Église catholique en Lozère
18 septembre 2025 |

Le Moyen-Orient, un foyer de tensions

Le 1er septembre, l’Oeuvre d’Orient a un nouveau secrétaire-général, le père Hugues de Woillemont. Il succède au père Pascal Gollnisch qui fut durant 15 années à la tête de l’organisation d’aide aux communautés chrétiennes orientales. Mgr Gollnisch se retourne sur ces denses années, vécues au plus près de ces chrétiens. Des années tourmentées mais aussi marquées par l’espérance. Il nous offre une autre parole sur la situation actuelle.

Le Moyen-Orient est une caisse de résonance des tensions du monde entier”

Réponses à deux questions :

Quel bilan tirez-vous de ces quinze années de perpétuels changements au Moyen-Orient?

Ce Moyen-Orient est un peu désespérant, parce qu’on a l’impression de crises à répétition et que la population continue à souffrir sans parvenir à pouvoir prendre son destin en main. Ce qui m’a frappé durant ces quinze années, c’était après le synode à Rome sur les chrétiens du Moyen-Orient (en 2010, ndlr), il y a eu très vite l’attentat dans la cathédrale syriaque catholique de Bagdad puis, peu après, l’attentat dans la cathédrale orthodoxe d’Alexandrie. Donc, très vite après ce synode qui avait été tout de même un moment de rencontre, de communion, d’espérance et de perspectives, pour lequel le Pape Benoît XVI s’était beaucoup engagé, il y a eu ces drames. Ensuite, ça a été les mouvements du Printemps arabe qui ont été une vraie espérance. Par exemple, au Caire, il y avait eu une fraternisation entre les jeunes musulmans et les jeunes chrétiens. Ces espoirs n’ont pas été suffisamment couronnés de succès, même s’ils n’ont pas été inutiles, loin de là.
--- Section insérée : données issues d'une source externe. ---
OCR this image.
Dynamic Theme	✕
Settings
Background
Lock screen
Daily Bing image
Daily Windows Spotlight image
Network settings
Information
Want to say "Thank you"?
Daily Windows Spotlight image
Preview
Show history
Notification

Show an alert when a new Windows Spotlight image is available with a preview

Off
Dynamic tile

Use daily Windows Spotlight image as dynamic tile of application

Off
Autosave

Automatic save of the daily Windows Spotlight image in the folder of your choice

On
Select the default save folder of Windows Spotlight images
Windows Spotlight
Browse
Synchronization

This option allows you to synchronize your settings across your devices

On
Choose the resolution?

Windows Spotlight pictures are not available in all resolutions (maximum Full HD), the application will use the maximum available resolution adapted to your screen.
Durant toutes ces années, vous avez sillonné le Proche et le Moyen-Orient. Qu’avez-vous appris de ces communautés chrétiennes?

C’est toujours un peu un étonnement pour un latin, de faire l’expérience que l’Église catholique est composée de diverses Églises particulières et que l’Église latine n’est jamais que l’une de ces Églises particulières catholiques. Elles sont en communion avec le Pape, avec l’évêque de Rome, mais chaque Église a ses traditions, ses rites, son autorité propre. Dans une église orientale, il y a un synode des évêques, il y a une autorité avec un patriarche, Rome respectant ces autorités propres. Une deuxième chose est de voir comment le dialogue œcuménique fonctionne concrètement, parfois davantage au niveau des fidèles qu’au niveau des hiérarchies. Ensuite, j’ai découvert la richesse du dialogue interreligieux, qui est essentiellement au Moyen-Orient le dialogue avec les musulmans, même s’il y a aussi la question des fidèles juifs. Cette question des musulmans est une question extrêmement complexe et large. Parfois nous autres, en Europe, en France, nous risquons de la simplifier pour la caricaturer, soit pour dire que ça n’y a aucun problème avec les musulmans, ce qui n’est pas vrai, soit pour dire qu’il y a des tas de problèmes et qu’il n’y a que des problèmes avec les musulmans, ce qui n’est pas vrai non plus. C’est une question complexe, en particulier l’islam sunnite et ses différentes mouvances. Il n’y a pas une autorité unique et par conséquent, il faut apprendre la complexité de l’islam. C’est une grande leçon et aussi une grande richesse parce que, dans cette complexité, vous voyez aussi des courants spirituels, mystiques qui sont tout à fait remarquables.

Il y a ensuite la question monde politique, il est sous tension, mais parce que nous devons bien comprendre que le Moyen-Orient est un carrefour et que par conséquent, tout le monde veut essayer de se l’approprier. Le Moyen-Orient est une caisse de résonance des tensions du monde entier, même si le fait d’être carrefour, c’est aussi ce qui permet une grande richesse de civilisation. On a le sentiment, d’un point de vue chrétien, que la doctrine sociale de l’Église, qui est quand même une sorte de guide, de perspective d’actions des chrétiens est une doctrine qui a beaucoup été élaborée dans un milieu occidental. C’était la fin du XIXᵉ siècle et le début du XXᵉ siècle, c’était les luttes sociales entre le capital et le travail, le problème de l’entreprise. Cette doctrine sociale devrait selon moi être revue, repensée pour les sociétés du Moyen-Orient qui ont peut-être aujourd’hui d’autres questions, d’autres difficultés. Et puisque notre Pape a pris le prénom de Léon, je souhaiterais une grande encyclique de Léon XIV sur la doctrine sociale de l’Église appliquée au Moyen-Orient.